Dataverse: Ingest: Provide more robust ingest for Excel and CSV

Created on 9 Jul 2014 · 39Comments · Source: IQSS/dataverse

Author Name: Kevin Condon (@kcondon)
Original Redmine Issue: 4014, https://redmine.hmdc.harvard.edu/issues/4014
Original Date: 2014-05-21
Original Assignee: Eleni Castro

The initial Excel ingest implementation is a proof of concept -it supports rectangular columns and rows of string and numeric types.

More functionality may be required, for example dates, missing value support, variable labels, but it is unclear what is typically expected from researchers who use Excel to store their data.

This ticket is a place holder to investigate a concrete set of requirements for a more robust Excel ingest.

As a side note, there are a number of "How to use Excel for Research Data" guides posted by various universities out there that may answer some questions and provide a starting point.

File Upload & Handling Feature Depositor

Source

eaquigley

All 39 comments

@posixeleni Any update on this?

eaquigley on 27 Aug 2014

@eaquigley Will need to review the documentation mentioned above to see if it can help.

@landreev have you had any luck with this?

posixeleni on 2 Sep 2014

Will need to move this to another milestone.

posixeleni on 12 Sep 2014

@kcondon @landreev Found some best practices on how we can ingest Excel files https://oit.utk.edu/research/documentation/Documents/HowToUseExcelForDataEntry.pdf but not sure if these would be applied across the board by all researchers and how we would handle them exactly in Dataverse:

All your data should be in a single spreadsheet of a single file. [Eleni: what would we do if someone sent us an excel spreadsheet with multiple workbooks? only load the first one and put in our documentation that this is what we do?]
Enter variable names in the first row of the spreadsheet.
Variable names cannot contain spaces, but may use the underscore character. [Eleni: What would we do if variable (header) names did contains spaces?
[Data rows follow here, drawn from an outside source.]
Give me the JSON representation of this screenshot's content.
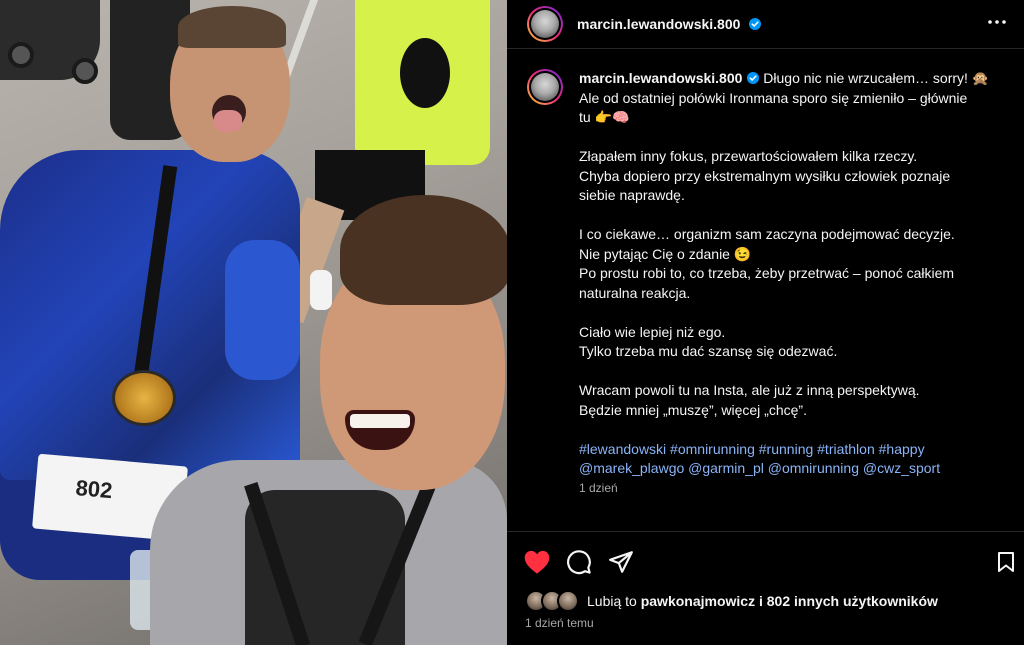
{
  "post": {
    "username": "marcin.lewandowski.800",
    "caption_lines": [
      "Długo nic nie wrzucałem… sorry! 🙊",
      "Ale od ostatniej połówki Ironmana sporo się zmieniło – głównie",
      "tu 👉🧠",
      "",
      "Złapałem inny fokus, przewartościowałem kilka rzeczy.",
      "Chyba dopiero przy ekstremalnym wysiłku człowiek poznaje",
      "siebie naprawdę.",
      "",
      "I co ciekawe… organizm sam zaczyna podejmować decyzje.",
      "Nie pytając Cię o zdanie 😉",
      "Po prostu robi to, co trzeba, żeby przetrwać – ponoć całkiem",
      "naturalna reakcja.",
      "",
      "Ciało wie lepiej niż ego.",
      "Tylko trzeba mu dać szansę się odezwać.",
      "",
      "Wracam powoli tu na Insta, ale już z inną perspektywą.",
      "Będzie mniej „muszę”, więcej „chcę”."
    ],
    "tags_line1": "#lewandowski #omnirunning #running #triathlon #happy",
    "tags_line2": "@marek_plawgo @garmin_pl @omnirunning @cwz_sport",
    "caption_age": "1 dzień",
    "photo_bib": "802"
  },
  "likes": {
    "prefix": "Lubią to ",
    "first_user": "pawkonajmowicz",
    "suffix": " i 802 innych użytkowników"
  },
  "timestamp": "1 dzień temu",
  "icons": {
    "like": "heart-filled-icon",
    "comment": "comment-icon",
    "share": "send-icon",
    "save": "bookmark-icon",
    "more": "more-horizontal-icon",
    "verified": "verified-badge-icon"
  },
  "colors": {
    "background": "#000000",
    "text": "#f5f5f5",
    "muted": "#a8a8a8",
    "link": "#8ab4f8",
    "like_red": "#ff3040",
    "verified_blue": "#0095f6"
  }
}
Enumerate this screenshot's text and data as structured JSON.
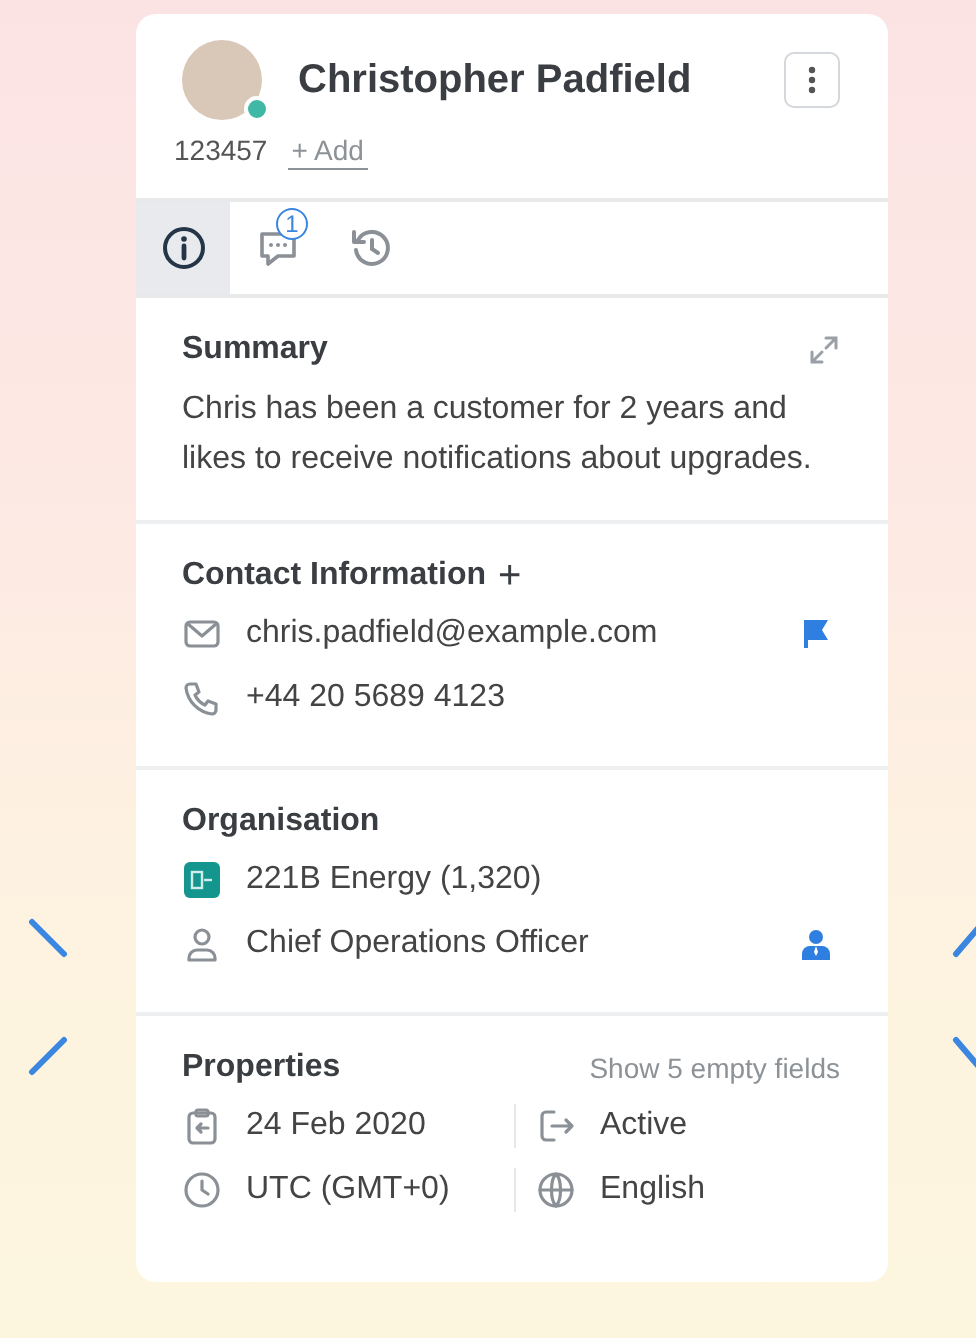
{
  "contact": {
    "name": "Christopher Padfield",
    "id": "123457",
    "add_label": "+ Add",
    "online": true
  },
  "tabs": [
    {
      "kind": "info",
      "selected": true
    },
    {
      "kind": "chat",
      "selected": false,
      "badge": "1"
    },
    {
      "kind": "history",
      "selected": false
    }
  ],
  "summary": {
    "title": "Summary",
    "text": "Chris has been a customer for 2 years and likes to receive notifications about upgrades."
  },
  "contact_information": {
    "title": "Contact Information",
    "add": "+",
    "items": [
      {
        "kind": "email",
        "value": "chris.padfield@example.com",
        "flagged": true
      },
      {
        "kind": "phone",
        "value": "+44 20 5689 4123",
        "flagged": false
      }
    ]
  },
  "organisation": {
    "title": "Organisation",
    "items": [
      {
        "kind": "company",
        "value": "221B Energy (1,320)",
        "marked": false
      },
      {
        "kind": "role",
        "value": "Chief Operations Officer",
        "marked": true
      }
    ]
  },
  "properties": {
    "title": "Properties",
    "link": "Show 5 empty fields",
    "items": [
      {
        "kind": "date",
        "value": "24 Feb 2020"
      },
      {
        "kind": "status",
        "value": "Active"
      },
      {
        "kind": "timezone",
        "value": "UTC (GMT+0)"
      },
      {
        "kind": "language",
        "value": "English"
      }
    ]
  }
}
Replace spaces with underscores?]
No blank rows should appear in the data. [Eleni: Would we programmatically remove all blank rows?]
For missing values, leave the cell blank. Although SPSS and SAS use a period to represent a missing value, if you actually type a period in Excel, stat packages will read the column as character data so you
won’t, for example, be able to calculate even the mean of a column. [Eleni: can we make sure we record these as N/A values?]
You can enter dates with slashes (6/13/2003) and times with colons (12:15 AM). [Eleni: Is this something our system can look for and store them as dates and times?]
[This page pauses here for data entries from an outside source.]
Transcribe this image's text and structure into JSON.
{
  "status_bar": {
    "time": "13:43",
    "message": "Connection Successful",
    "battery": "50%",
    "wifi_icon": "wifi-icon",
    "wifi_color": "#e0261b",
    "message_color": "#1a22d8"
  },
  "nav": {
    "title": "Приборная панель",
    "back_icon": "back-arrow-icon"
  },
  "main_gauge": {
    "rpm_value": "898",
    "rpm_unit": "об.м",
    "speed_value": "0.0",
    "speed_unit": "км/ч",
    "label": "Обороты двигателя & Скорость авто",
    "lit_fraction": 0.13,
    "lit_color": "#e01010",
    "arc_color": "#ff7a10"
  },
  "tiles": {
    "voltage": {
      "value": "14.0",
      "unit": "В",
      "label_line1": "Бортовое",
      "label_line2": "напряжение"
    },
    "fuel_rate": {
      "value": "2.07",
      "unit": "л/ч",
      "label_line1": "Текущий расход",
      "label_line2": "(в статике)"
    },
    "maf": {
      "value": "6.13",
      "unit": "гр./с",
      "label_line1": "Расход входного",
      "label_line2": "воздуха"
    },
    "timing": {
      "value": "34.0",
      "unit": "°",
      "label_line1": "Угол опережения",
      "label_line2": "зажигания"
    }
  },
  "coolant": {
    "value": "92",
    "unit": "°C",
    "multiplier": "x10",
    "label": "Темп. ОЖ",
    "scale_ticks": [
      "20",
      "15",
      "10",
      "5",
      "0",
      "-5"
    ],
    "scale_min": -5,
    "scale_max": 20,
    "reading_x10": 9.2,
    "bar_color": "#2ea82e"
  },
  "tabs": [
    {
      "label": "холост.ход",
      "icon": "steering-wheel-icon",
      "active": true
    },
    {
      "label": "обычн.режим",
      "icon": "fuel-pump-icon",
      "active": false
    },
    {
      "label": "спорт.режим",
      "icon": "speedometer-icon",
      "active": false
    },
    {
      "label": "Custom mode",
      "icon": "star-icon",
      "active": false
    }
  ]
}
@eaquigley Assigning to @scolapasta to see if this is something we can schedule for 4.0 or if it needs to be moved to 4.1.

posixeleni on 15 Oct 2014

Probably best to just move this to 4.1, but first checking with @landreev if there are any low hanging fruit here

scolapasta on 6 Jan 2015

@posixeleni :
Eleni, I've spoken to Gustavo and Liz about this; we decided that we'll attend to putting together any best practices/guidelines documentation in 4.1.

In the short run though (for 4.0), any chance you know of any real-life Excel files, that any of our partners would actually want to ingest as tabular data?

I'll try and run the ingest thingy on more XLSX files from production; but if you have any extra leads - please let me know.

landreev on 30 Jan 2015

@landreev unfortunately my leads for getting real-life Excel files from our partners fell through. They never sent me any after several follow-up attempts. Sorry I couldnt be of more assistance. But will send some your way if I ever do get some excel data from in-the-wild.

posixeleni on 30 Jan 2015

I mentioned we're looking for XLSX files in the #sciencelab channel at irc.mozilla.org and @kaythaney from @mozillascience tweeted about it! Thanks @kaythaney! She also suggested emailing http://lists.software-carpentry.org/mailman/listinfo/discuss_lists.software-carpentry.org which is an organization @devbioinfoguy is involved in, I believe.

pdurbin on 30 Jan 2015

Any specific type of excel files you're looking for? I'm sure I've got (anonymized) UV-Vis data (absorbance vs. wavelength) kicking around if you want them.

pbulsink on 30 Jan 2015

Greetings! I have a ton (ok, quite a #) of Excel files I've generated over the past 10 years doing evolution and developmental biology research. Happy to pass a few along.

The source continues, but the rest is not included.